Among politicians, discussion is similarly predictable and useless. Democrats bashed the bill as being a boon for “the rich” even before it was written. Republicans are all droppin’ their g’s and sayin’ the same things about helpin’ workin’ families.

Meanwhile, literally millions of Americans around the world are looking for one, simple change in the world’s most onerous, punitive tax system.
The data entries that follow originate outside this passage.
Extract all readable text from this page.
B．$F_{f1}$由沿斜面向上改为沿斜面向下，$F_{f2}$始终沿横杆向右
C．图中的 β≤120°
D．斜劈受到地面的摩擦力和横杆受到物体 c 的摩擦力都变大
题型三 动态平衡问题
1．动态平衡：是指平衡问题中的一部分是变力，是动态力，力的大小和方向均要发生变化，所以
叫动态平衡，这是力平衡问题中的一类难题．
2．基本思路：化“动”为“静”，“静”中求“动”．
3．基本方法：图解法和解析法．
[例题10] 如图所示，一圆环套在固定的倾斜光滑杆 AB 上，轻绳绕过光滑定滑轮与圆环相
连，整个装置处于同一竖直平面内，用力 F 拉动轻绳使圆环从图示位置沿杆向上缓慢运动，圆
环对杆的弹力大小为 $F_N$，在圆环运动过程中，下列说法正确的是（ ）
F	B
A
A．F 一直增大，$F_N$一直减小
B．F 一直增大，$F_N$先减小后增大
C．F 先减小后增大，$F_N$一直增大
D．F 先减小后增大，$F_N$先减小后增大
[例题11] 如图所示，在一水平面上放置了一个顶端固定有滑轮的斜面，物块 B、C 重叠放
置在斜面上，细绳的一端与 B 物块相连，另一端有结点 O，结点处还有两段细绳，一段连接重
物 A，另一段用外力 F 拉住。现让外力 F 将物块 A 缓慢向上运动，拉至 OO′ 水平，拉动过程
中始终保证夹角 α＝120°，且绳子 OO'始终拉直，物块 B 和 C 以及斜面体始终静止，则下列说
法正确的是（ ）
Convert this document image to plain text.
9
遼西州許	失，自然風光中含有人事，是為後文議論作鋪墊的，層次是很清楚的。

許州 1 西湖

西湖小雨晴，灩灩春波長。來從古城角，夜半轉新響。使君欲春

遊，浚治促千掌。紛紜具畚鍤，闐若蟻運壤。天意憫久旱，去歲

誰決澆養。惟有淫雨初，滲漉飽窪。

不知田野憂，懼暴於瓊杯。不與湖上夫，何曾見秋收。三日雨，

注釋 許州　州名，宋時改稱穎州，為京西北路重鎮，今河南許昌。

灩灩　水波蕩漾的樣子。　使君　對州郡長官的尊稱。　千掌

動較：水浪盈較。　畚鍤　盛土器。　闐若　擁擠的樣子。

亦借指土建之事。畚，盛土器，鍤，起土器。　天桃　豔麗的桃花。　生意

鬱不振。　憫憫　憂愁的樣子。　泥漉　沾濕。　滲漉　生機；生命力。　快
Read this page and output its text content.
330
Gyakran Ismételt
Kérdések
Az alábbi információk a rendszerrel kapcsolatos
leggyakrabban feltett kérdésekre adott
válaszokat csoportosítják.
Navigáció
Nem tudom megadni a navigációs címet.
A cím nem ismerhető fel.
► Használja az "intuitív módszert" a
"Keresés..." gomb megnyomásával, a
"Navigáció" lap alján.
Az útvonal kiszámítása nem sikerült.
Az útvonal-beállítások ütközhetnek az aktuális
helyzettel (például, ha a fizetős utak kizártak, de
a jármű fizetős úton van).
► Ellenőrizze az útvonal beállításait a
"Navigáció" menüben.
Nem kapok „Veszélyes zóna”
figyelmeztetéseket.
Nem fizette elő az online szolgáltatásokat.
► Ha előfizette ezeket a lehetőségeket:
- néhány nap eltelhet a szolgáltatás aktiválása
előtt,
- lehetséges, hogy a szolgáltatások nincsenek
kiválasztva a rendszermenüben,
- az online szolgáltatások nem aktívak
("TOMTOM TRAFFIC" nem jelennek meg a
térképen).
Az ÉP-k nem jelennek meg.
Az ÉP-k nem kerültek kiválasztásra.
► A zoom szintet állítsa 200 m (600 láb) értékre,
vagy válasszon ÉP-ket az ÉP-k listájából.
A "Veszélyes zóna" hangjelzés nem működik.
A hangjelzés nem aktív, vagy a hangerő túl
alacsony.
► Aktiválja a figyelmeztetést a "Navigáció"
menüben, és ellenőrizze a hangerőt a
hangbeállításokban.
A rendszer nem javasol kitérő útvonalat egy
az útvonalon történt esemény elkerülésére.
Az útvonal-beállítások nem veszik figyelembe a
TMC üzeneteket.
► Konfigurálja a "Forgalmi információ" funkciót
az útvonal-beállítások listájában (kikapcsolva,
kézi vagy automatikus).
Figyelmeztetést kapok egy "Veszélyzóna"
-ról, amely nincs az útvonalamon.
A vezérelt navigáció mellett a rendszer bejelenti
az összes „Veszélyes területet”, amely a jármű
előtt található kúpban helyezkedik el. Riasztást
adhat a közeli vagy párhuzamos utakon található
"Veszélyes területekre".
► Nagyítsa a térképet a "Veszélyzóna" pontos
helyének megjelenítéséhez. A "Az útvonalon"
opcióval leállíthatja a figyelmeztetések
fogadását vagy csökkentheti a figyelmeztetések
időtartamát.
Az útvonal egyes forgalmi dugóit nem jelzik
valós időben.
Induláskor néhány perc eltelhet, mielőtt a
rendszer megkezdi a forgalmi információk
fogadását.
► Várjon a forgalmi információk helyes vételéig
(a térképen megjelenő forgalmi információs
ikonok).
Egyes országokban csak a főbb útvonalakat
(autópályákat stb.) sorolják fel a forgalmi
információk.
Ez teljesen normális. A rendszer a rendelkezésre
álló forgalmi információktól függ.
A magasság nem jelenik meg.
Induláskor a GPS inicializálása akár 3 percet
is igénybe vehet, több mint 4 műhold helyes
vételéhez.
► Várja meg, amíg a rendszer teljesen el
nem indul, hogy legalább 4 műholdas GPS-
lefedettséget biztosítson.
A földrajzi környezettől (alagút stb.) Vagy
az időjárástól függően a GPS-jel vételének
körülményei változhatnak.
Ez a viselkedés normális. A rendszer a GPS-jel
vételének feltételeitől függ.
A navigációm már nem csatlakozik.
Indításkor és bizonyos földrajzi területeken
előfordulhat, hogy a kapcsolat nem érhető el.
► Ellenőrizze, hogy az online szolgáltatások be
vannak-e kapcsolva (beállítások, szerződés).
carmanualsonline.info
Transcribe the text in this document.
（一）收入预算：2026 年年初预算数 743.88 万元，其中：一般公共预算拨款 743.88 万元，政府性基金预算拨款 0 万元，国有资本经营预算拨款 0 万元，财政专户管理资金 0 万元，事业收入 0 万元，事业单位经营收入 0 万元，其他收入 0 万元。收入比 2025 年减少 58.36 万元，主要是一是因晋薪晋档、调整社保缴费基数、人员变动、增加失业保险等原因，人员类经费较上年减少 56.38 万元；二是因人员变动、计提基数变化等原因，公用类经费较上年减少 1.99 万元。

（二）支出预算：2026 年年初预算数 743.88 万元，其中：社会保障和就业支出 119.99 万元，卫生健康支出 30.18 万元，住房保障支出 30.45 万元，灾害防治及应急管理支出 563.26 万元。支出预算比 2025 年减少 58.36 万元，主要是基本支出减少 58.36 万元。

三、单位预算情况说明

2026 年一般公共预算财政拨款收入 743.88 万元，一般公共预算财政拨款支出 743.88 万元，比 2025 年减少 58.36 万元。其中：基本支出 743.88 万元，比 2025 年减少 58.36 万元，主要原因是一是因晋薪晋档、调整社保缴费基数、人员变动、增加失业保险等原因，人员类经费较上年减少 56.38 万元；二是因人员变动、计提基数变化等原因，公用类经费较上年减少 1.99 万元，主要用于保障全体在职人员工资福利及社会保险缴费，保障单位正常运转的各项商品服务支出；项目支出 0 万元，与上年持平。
But you can read the news and listen to politicians until your eyes fall out and your ears fall off and, unless you come across this column, you will find not one word about it.

We are looking for the abolition of America’s absurd and larcenous practice of demanding taxes from its citizens living abroad.

Much is made of the reform’s repatriation of international corporate profits, and one can even hear the term “territorial tax system” uttered now and then but, on the individual side, there is no mention of liberating 7 million Americans – plus their families, business partners, various visa holders and others considered “US Persons” – from the worldwide clutches of the IRS.

If you are one of these many people and you do not live in the United States – indeed, even if you have never been to the US – the IRS requires that you nonetheless file American tax returns, along with a copy of your tax return from your country of residence, plus all your banking and investment accounts and the values thereof. Moreover, if it is deemed you would have paid more under US tax law, you are required to pay the difference, as well.

This is the very definition of taxation without representation.

To those of us affected, this outrage is nothing new. But to listen to journalists and politicians banging on about “tax reform,” it is as though we do not exist.

In a dozen years advocating on this issue, I have encountered precisely one politician who understands it: former Congressman Mick Mulvaney (R-SC), who currently serves as President Trump’s Budget Director.

Senior as Mulvaney’s position is, the OMB Director does not write legislation.

Certainly, after I explain the problem, politicians have expressed generic concern but, for all the action I have seen, I just get rolled into the amalgam of their made-up grocery store guy.

Every quarter, a new record is set for the number of Americans renouncing their citizenships. The reason we know this is the US Treasury Department publishes these people’s names in a petty attempt to shame them for opting out of an unjust system.

The institutional assumption is that these former Americans have done something ignoble that should be brought to light. In fact, the opposite is true: It is unbecoming a nation that styles itself the “land of the free” to make financial prisoners of its citizens.

Until it liberates millions of people who neither live in America nor make use of its services, and who have already paid their taxes elsewhere, this supposedly simpler, fairer tax reform is nothing of the kind.